Der Kommentar des Eidgenossen aus der Ferne – Schoettli lebt im Ausland – sorgte für Aufsehen. Er macht per E-Mail die Runde und wurde von vielen gelobt. Endlich rede einer Klartext, hiess es da und dort.
Dem engen Kleid der Schweiz entwachsen
Was ist von den drei Kritiken, die alle aus einer anderen Ecke kommen, aber im Grund mit mehr Rückgrat und Widerstandskraft das Gleiche fordern, zu halten? Kurz gesagt: Sie haben recht. Die Schweiz hat verlernt zu kämpfen. Sie brach im US-Steuerkrieg regelmässig ein, was am Ende zur totalen Unterwerfung führte. Und ihre obersten Politiker springen von einem Extrem ins andere. Nachdem sie jahrzehntelang wie eine Eins hinter den Grossbanken gestanden hatten, lassen sie heute keine Gelegenheit aus, um die beiden Finanzmultis zu schelten.

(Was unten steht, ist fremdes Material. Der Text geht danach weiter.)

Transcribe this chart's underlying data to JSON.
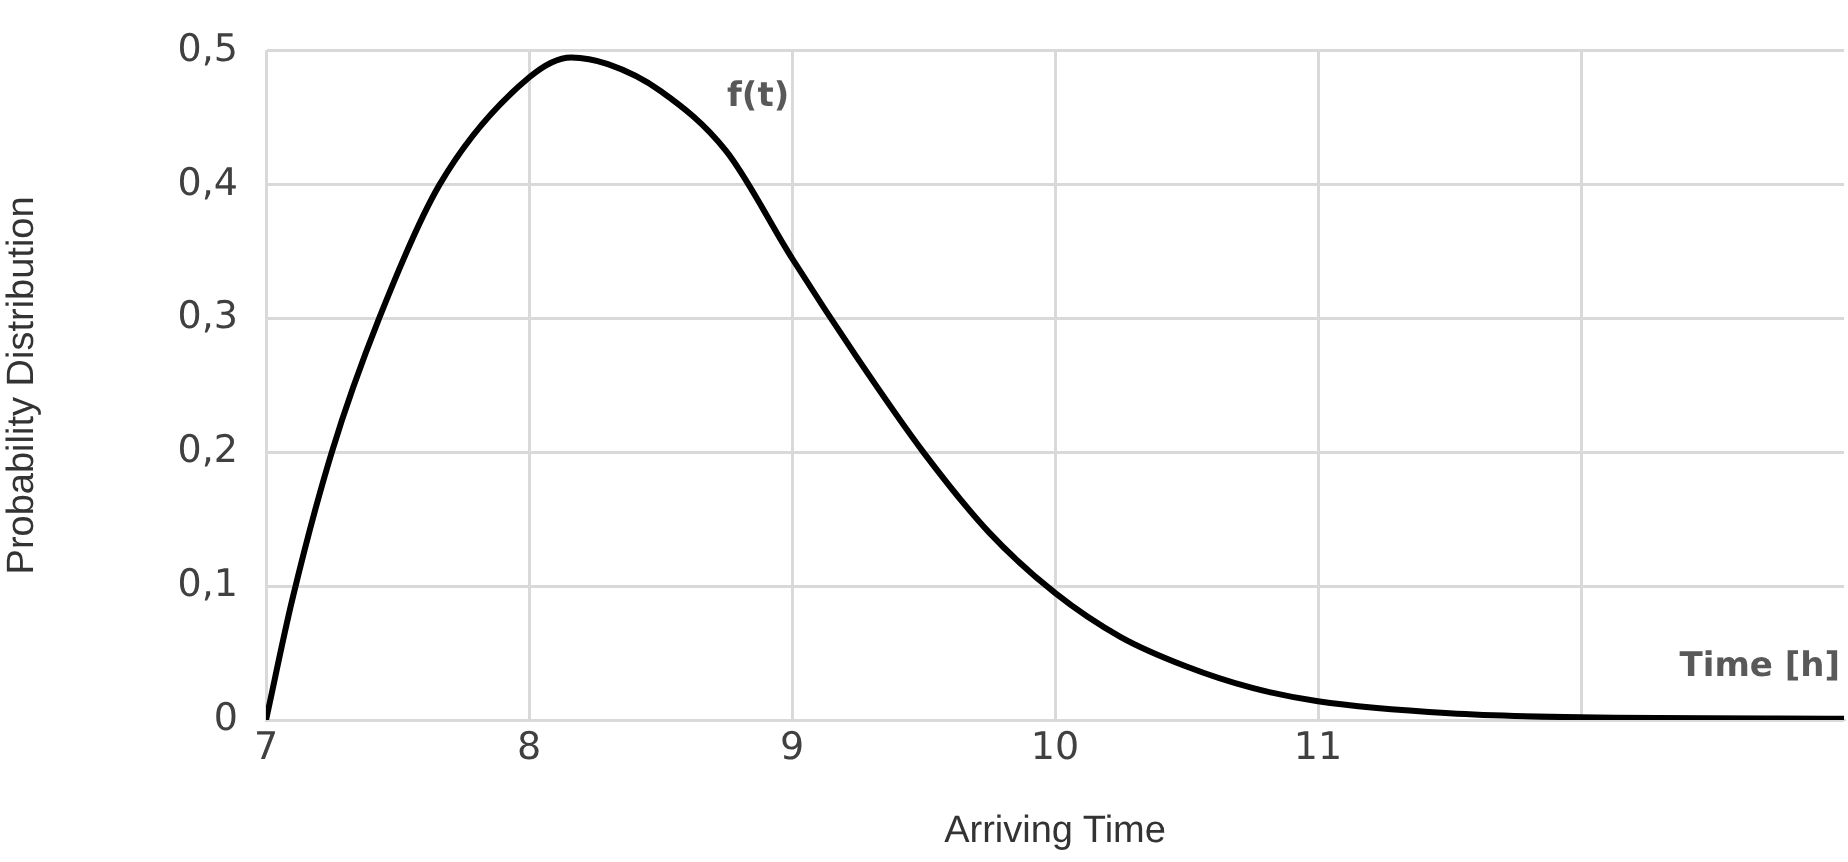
{
  "chart_data": {
    "type": "line",
    "xlabel": "Arriving Time",
    "ylabel": "Probability Distribution",
    "x": [
      7,
      7.1,
      7.25,
      7.43,
      7.66,
      8,
      8.16,
      8.3,
      8.5,
      8.75,
      9,
      9.25,
      9.5,
      9.75,
      10,
      10.25,
      10.5,
      10.75,
      11,
      11.5,
      12,
      13
    ],
    "series": [
      {
        "name": "f(t)",
        "color": "#000000",
        "values": [
          0,
          0.09,
          0.2,
          0.3,
          0.4,
          0.48,
          0.495,
          0.49,
          0.47,
          0.425,
          0.345,
          0.27,
          0.2,
          0.14,
          0.095,
          0.062,
          0.04,
          0.024,
          0.014,
          0.005,
          0.002,
          0.001
        ]
      }
    ],
    "xlim": [
      7,
      13
    ],
    "xticks": [
      7,
      8,
      9,
      10,
      11,
      {
        "value": 12,
        "label": null
      }
    ],
    "ylim": [
      0,
      0.5
    ],
    "yticks": [
      0,
      {
        "value": 0.1,
        "label": "0,1"
      },
      {
        "value": 0.2,
        "label": "0,2"
      },
      {
        "value": 0.3,
        "label": "0,3"
      },
      {
        "value": 0.4,
        "label": "0,4"
      },
      {
        "value": 0.5,
        "label": "0,5"
      }
    ],
    "annotations": [
      "Time [h]"
    ],
    "grid": true,
    "legend": false,
    "marker": "none",
    "line_style": "solid"
  }
}
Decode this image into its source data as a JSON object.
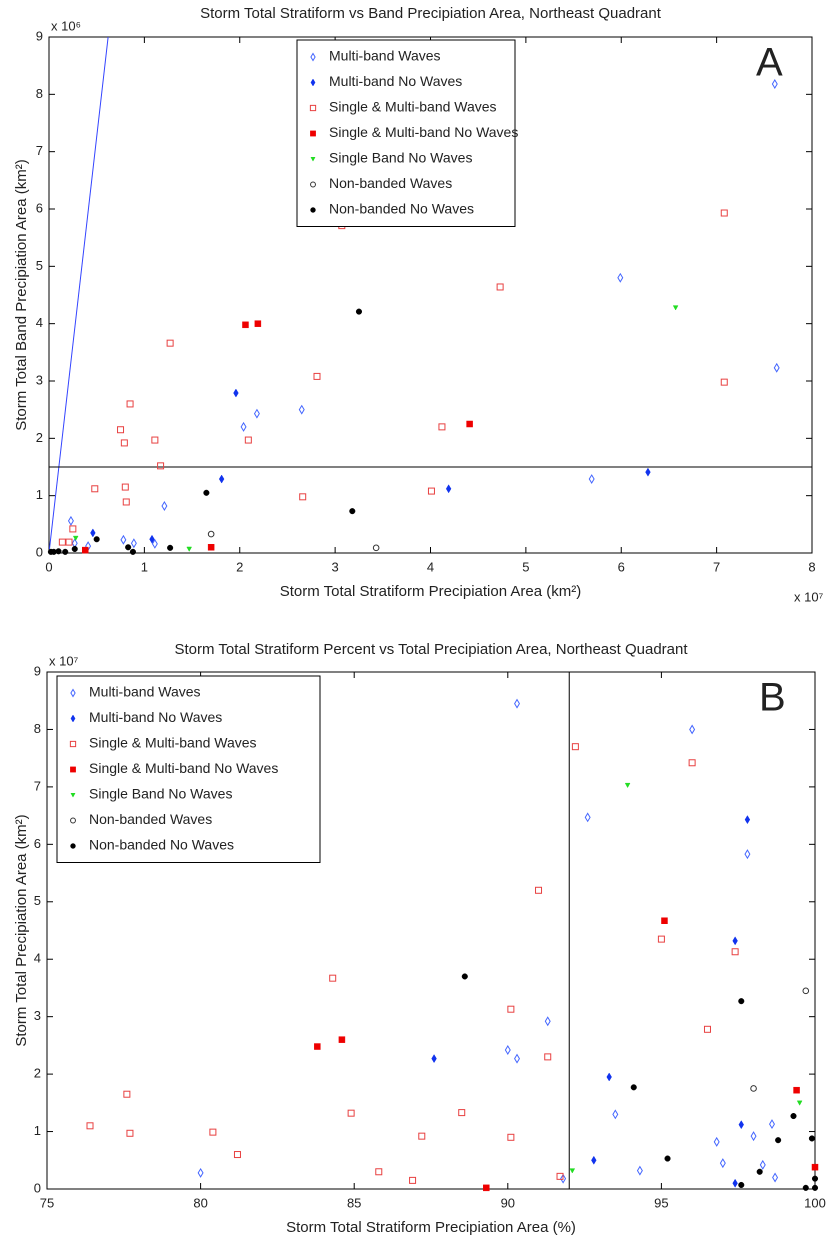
{
  "chart_data": [
    {
      "type": "scatter",
      "title": "Storm Total Stratiform vs Band Precipiation Area, Northeast Quadrant",
      "x_label": "Storm Total Stratiform Precipiation Area (km²)",
      "y_label": "Storm Total Band Precipiation Area (km²)",
      "x_exponent": "x 10⁷",
      "y_exponent": "x 10⁶",
      "panel_label": "A",
      "xlim": [
        0,
        8
      ],
      "ylim": [
        0,
        9
      ],
      "xticks": [
        0,
        1,
        2,
        3,
        4,
        5,
        6,
        7,
        8
      ],
      "yticks": [
        0,
        1,
        2,
        3,
        4,
        5,
        6,
        7,
        8,
        9
      ],
      "legend": "upper center",
      "lines": [
        {
          "x": [
            0,
            0.62
          ],
          "y": [
            0,
            9
          ],
          "color": "#3344ff"
        },
        {
          "x": [
            0,
            8
          ],
          "y": [
            1.5,
            1.5
          ],
          "color": "#000000"
        }
      ],
      "series": [
        {
          "name": "Multi-band Waves",
          "color": "#4466ff",
          "marker": "diamond-open",
          "x": [
            7.61,
            5.99,
            7.63,
            2.65,
            2.18,
            2.04,
            5.69,
            1.21,
            0.23,
            0.78,
            0.89,
            1.11,
            0.41,
            0.27
          ],
          "y": [
            8.18,
            4.8,
            3.23,
            2.5,
            2.43,
            2.2,
            1.29,
            0.82,
            0.56,
            0.23,
            0.17,
            0.16,
            0.12,
            0.17
          ]
        },
        {
          "name": "Multi-band No Waves",
          "color": "#1133ee",
          "marker": "diamond",
          "x": [
            1.96,
            1.81,
            6.28,
            4.19,
            0.46,
            1.08
          ],
          "y": [
            2.79,
            1.29,
            1.41,
            1.12,
            0.35,
            0.24
          ]
        },
        {
          "name": "Single & Multi-band Waves",
          "color": "#e84040",
          "marker": "square-open",
          "x": [
            3.07,
            4.73,
            7.08,
            7.08,
            1.27,
            2.81,
            0.85,
            0.75,
            0.79,
            1.11,
            2.09,
            4.12,
            1.17,
            0.48,
            0.8,
            0.81,
            2.66,
            4.01,
            0.25,
            0.14,
            0.21
          ],
          "y": [
            5.71,
            4.64,
            5.93,
            2.98,
            3.66,
            3.08,
            2.6,
            2.15,
            1.92,
            1.97,
            1.97,
            2.2,
            1.52,
            1.12,
            1.15,
            0.89,
            0.98,
            1.08,
            0.42,
            0.19,
            0.19
          ]
        },
        {
          "name": "Single & Multi-band No Waves",
          "color": "#ee0000",
          "marker": "square",
          "x": [
            2.06,
            2.19,
            4.41,
            1.7,
            0.38
          ],
          "y": [
            3.98,
            4.0,
            2.25,
            0.1,
            0.05
          ]
        },
        {
          "name": "Single Band No Waves",
          "color": "#22dd22",
          "marker": "triangle",
          "x": [
            6.57,
            1.47,
            0.28
          ],
          "y": [
            4.28,
            0.07,
            0.26
          ]
        },
        {
          "name": "Non-banded Waves",
          "color": "#333333",
          "marker": "circle-open",
          "x": [
            1.7,
            3.43
          ],
          "y": [
            0.33,
            0.09
          ]
        },
        {
          "name": "Non-banded No Waves",
          "color": "#000000",
          "marker": "circle",
          "x": [
            3.25,
            1.65,
            3.18,
            0.5,
            0.27,
            0.83,
            0.88,
            1.27,
            0.05,
            0.1,
            0.17,
            0.02
          ],
          "y": [
            4.21,
            1.05,
            0.73,
            0.24,
            0.07,
            0.1,
            0.02,
            0.09,
            0.02,
            0.03,
            0.02,
            0.02
          ]
        }
      ]
    },
    {
      "type": "scatter",
      "title": "Storm Total Stratiform Percent vs Total Precipiation Area, Northeast Quadrant",
      "x_label": "Storm Total Stratiform Precipiation Area (%)",
      "y_label": "Storm Total Precipiation Area (km²)",
      "y_exponent": "x 10⁷",
      "panel_label": "B",
      "xlim": [
        75,
        100
      ],
      "ylim": [
        0,
        9
      ],
      "xticks": [
        75,
        80,
        85,
        90,
        95,
        100
      ],
      "yticks": [
        0,
        1,
        2,
        3,
        4,
        5,
        6,
        7,
        8,
        9
      ],
      "legend": "upper left",
      "lines": [
        {
          "x": [
            92,
            92
          ],
          "y": [
            0,
            9
          ],
          "color": "#000000"
        }
      ],
      "series": [
        {
          "name": "Multi-band Waves",
          "color": "#4466ff",
          "marker": "diamond-open",
          "x": [
            90.3,
            96,
            92.6,
            97.8,
            91.3,
            90,
            90.3,
            93.5,
            98,
            98.6,
            96.8,
            97,
            98.3,
            98.7,
            94.3,
            91.8,
            80
          ],
          "y": [
            8.45,
            8.0,
            6.47,
            5.83,
            2.92,
            2.42,
            2.27,
            1.3,
            0.92,
            1.13,
            0.82,
            0.45,
            0.42,
            0.2,
            0.32,
            0.18,
            0.28
          ]
        },
        {
          "name": "Multi-band No Waves",
          "color": "#1133ee",
          "marker": "diamond",
          "x": [
            97.8,
            97.4,
            87.6,
            93.3,
            97.6,
            92.8,
            97.4
          ],
          "y": [
            6.43,
            4.32,
            2.27,
            1.95,
            1.12,
            0.5,
            0.1
          ]
        },
        {
          "name": "Single & Multi-band Waves",
          "color": "#e84040",
          "marker": "square-open",
          "x": [
            92.2,
            96,
            91,
            95,
            97.4,
            96.5,
            84.3,
            90.1,
            91.3,
            76.4,
            77.6,
            77.7,
            80.4,
            81.2,
            84.9,
            88.5,
            87.2,
            90.1,
            85.8,
            86.9,
            91.7
          ],
          "y": [
            7.7,
            7.42,
            5.2,
            4.35,
            4.13,
            2.78,
            3.67,
            3.13,
            2.3,
            1.1,
            1.65,
            0.97,
            0.99,
            0.6,
            1.32,
            1.33,
            0.92,
            0.9,
            0.3,
            0.15,
            0.22
          ]
        },
        {
          "name": "Single & Multi-band No Waves",
          "color": "#ee0000",
          "marker": "square",
          "x": [
            95.1,
            84.6,
            83.8,
            99.4,
            100,
            89.3
          ],
          "y": [
            4.67,
            2.6,
            2.48,
            1.72,
            0.38,
            0.02
          ]
        },
        {
          "name": "Single Band No Waves",
          "color": "#22dd22",
          "marker": "triangle",
          "x": [
            93.9,
            99.5,
            92.1
          ],
          "y": [
            7.03,
            1.5,
            0.32
          ]
        },
        {
          "name": "Non-banded Waves",
          "color": "#333333",
          "marker": "circle-open",
          "x": [
            99.7,
            98
          ],
          "y": [
            3.45,
            1.75
          ]
        },
        {
          "name": "Non-banded No Waves",
          "color": "#000000",
          "marker": "circle",
          "x": [
            88.6,
            97.6,
            94.1,
            99.3,
            95.2,
            98.2,
            98.8,
            99.9,
            100,
            97.6,
            99.7,
            100
          ],
          "y": [
            3.7,
            3.27,
            1.77,
            1.27,
            0.53,
            0.3,
            0.85,
            0.88,
            0.18,
            0.07,
            0.02,
            0.02
          ]
        }
      ]
    }
  ]
}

So klar der Befund, so schwierig ist die Ausgangslage. Die UBS und die CS sind ein Problem für das kleine Land, wegen ihrer immer noch riesigen Bilanzen, die im Krisenfall zur Destabilisierung der ganzen Wirtschaft führen könnten, wegen ihren Managern, die das Feeling fürs gesunde Mass verloren haben, wegen ihrem Aktionariat, das zu einem grossen Teil aus dem Ausland stammt. Die beiden grossen Player des Finanzplatzes sind längst dem engen Kleid der Eidgenossenschaft entwachsen. Das macht eine emotionslose Debatte so schwierig. Umso besser ist es, wenn drei Instanzen wie Schoettli, Grübel und die Bilanz einen Kontrapunkt setzen. Nur stetes Reiben an der Materie bringt die Debatte weiter.